As well as bringing the world to a halt
the coronavirus epidemic has led
to an increase
in misinformation, lies and
conspiracy theories on the internet.
In an era of fake news, where even
a president of the United States is
accused of spreading
misinformation, could it be that we are
living through a crisis in trust?
What is trust? And
who should we place our trust in? - these
are some of the questions
we'll be discussing
in this programme.
And we'll be hearing from a philosopher
who believes the problem
is not about trust itself
but about trustworthiness - the ability
to be trusted as being honest and reliable.
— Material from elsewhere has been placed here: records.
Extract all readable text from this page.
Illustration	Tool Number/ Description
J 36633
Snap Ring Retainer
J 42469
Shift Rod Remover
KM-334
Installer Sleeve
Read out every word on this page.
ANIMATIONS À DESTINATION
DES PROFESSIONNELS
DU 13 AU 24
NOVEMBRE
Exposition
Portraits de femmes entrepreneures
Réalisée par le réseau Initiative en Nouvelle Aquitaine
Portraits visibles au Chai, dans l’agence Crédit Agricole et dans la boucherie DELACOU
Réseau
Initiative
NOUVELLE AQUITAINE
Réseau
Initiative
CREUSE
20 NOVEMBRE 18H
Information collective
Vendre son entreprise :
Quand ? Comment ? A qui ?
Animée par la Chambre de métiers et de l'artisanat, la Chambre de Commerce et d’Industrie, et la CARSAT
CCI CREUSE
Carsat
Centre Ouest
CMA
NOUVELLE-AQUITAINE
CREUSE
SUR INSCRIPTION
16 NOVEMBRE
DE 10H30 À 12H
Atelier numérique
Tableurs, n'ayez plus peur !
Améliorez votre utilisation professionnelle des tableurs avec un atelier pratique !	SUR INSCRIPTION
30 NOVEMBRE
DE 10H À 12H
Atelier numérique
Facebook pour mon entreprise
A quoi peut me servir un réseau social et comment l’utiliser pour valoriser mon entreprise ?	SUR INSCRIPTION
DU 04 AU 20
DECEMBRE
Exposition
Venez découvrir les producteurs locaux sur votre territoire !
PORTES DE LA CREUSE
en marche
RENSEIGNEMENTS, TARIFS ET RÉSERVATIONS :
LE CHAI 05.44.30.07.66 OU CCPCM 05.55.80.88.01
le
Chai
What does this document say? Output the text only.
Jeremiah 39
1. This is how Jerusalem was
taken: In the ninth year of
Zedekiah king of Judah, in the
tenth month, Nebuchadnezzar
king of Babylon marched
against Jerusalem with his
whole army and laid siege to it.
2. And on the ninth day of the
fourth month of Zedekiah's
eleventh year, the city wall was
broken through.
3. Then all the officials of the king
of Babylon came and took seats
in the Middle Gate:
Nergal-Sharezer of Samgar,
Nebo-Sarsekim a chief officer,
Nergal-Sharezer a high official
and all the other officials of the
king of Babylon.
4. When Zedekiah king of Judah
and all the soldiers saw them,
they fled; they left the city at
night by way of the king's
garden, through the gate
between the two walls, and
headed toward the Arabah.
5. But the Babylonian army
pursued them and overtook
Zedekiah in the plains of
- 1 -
And as always we'll be learning some
related vocabulary along the way.
Of course telling
lies and lacking trustworthiness is
nothing new - just think of
the Trojan Horse used
to trick the ancient Greeks.
More recently, the American financier
Bernie Madoff become infamous
as 'the biggest swindler
in history'. In 2009 he was sentenced
to 150 years in prison for
his part in the Ponzi
scam, but how much did he defraud from
investors? That's my quiz question.
Was it:
a) 6.5 million dollars?, b) 65 million
dollars? or c) 65 billion dollars?
I'll say b) 65 million dollars.
OK, Rob, we'll come back to that later.
Generally speaking, trust can be
described as a judgement
that someone can be believed
and relied upon. When we
trust each other it makes life easier,
quicker and friendlier.
Society can't function without trust - so
does that mean the more trust the better?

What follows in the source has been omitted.